Advertisement
The largest music company in the world has officially extended its reach into the brave new world of online A&R. At a press conference Tuesday at New York's famed Hit Factory studio, the Universal Music Group unveiled "Jimmy and Doug's Farm Club," a record label and Web site that will enable unsigned artists to submit their digital music directly to A&R reps for consideration for a Universal record deal.|
Farmclub.com, which the major-label conglomerate bills as "a star
maker by the people for the people," officially launches on Feb. 1,
2000.
Edgar Bronfman, Jr., president and CEO of Universal's parent
company, Seagram, says fans will also play a role in who gets a
deal by voting online. "FarmClub will provide young artists a
ticket from obscurity," he said, predicting that the site will
produce the next Shania Twain, Enrique Inglesias or U2.
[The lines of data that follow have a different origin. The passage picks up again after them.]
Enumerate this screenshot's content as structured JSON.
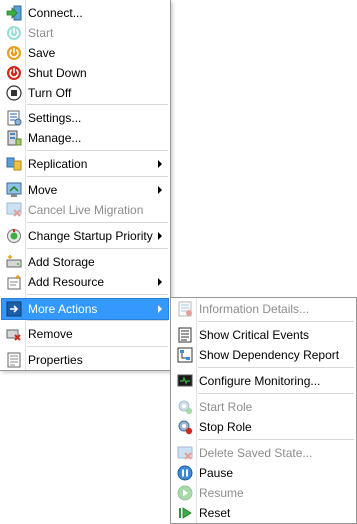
{
  "main_menu": {
    "connect": "Connect...",
    "start": "Start",
    "save": "Save",
    "shut_down": "Shut Down",
    "turn_off": "Turn Off",
    "settings": "Settings...",
    "manage": "Manage...",
    "replication": "Replication",
    "move": "Move",
    "cancel_live_migration": "Cancel Live Migration",
    "change_startup_priority": "Change Startup Priority",
    "add_storage": "Add Storage",
    "add_resource": "Add Resource",
    "more_actions": "More Actions",
    "remove": "Remove",
    "properties": "Properties"
  },
  "sub_menu": {
    "information_details": "Information Details...",
    "show_critical_events": "Show Critical Events",
    "show_dependency_report": "Show Dependency Report",
    "configure_monitoring": "Configure Monitoring...",
    "start_role": "Start Role",
    "stop_role": "Stop Role",
    "delete_saved_state": "Delete Saved State...",
    "pause": "Pause",
    "resume": "Resume",
    "reset": "Reset"
  },
  "colors": {
    "highlight": "#3399ff",
    "disabled_text": "#8d8d8d",
    "start_green": "#2bb5a8",
    "save_orange": "#e8a020",
    "shutdown_red": "#cc2b1d"
  }
}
Interscope/Geffen/A&M co-chairman Jimmy Iovine, who will head
up FarmClub.com (he's the "Jimmy"; Universal chairman and CEO Doug
Morris is the "Doug"), compared the site to London's Carnaby
Street, San Francisco's Haight-Ashbury district and the New York's
West Village in the Sixties, calling it "the place people will want
to go."
Other FarmClub.com players include America Online, MTV and the USA
Network. USA will broadcast the weekly show FarmClub.com,
which will focus on artists discovered and signed through
FarmClub.com.
"This is exactly what we need," added AOL President and CEO Bob
Pittman, "a new form for the new medium."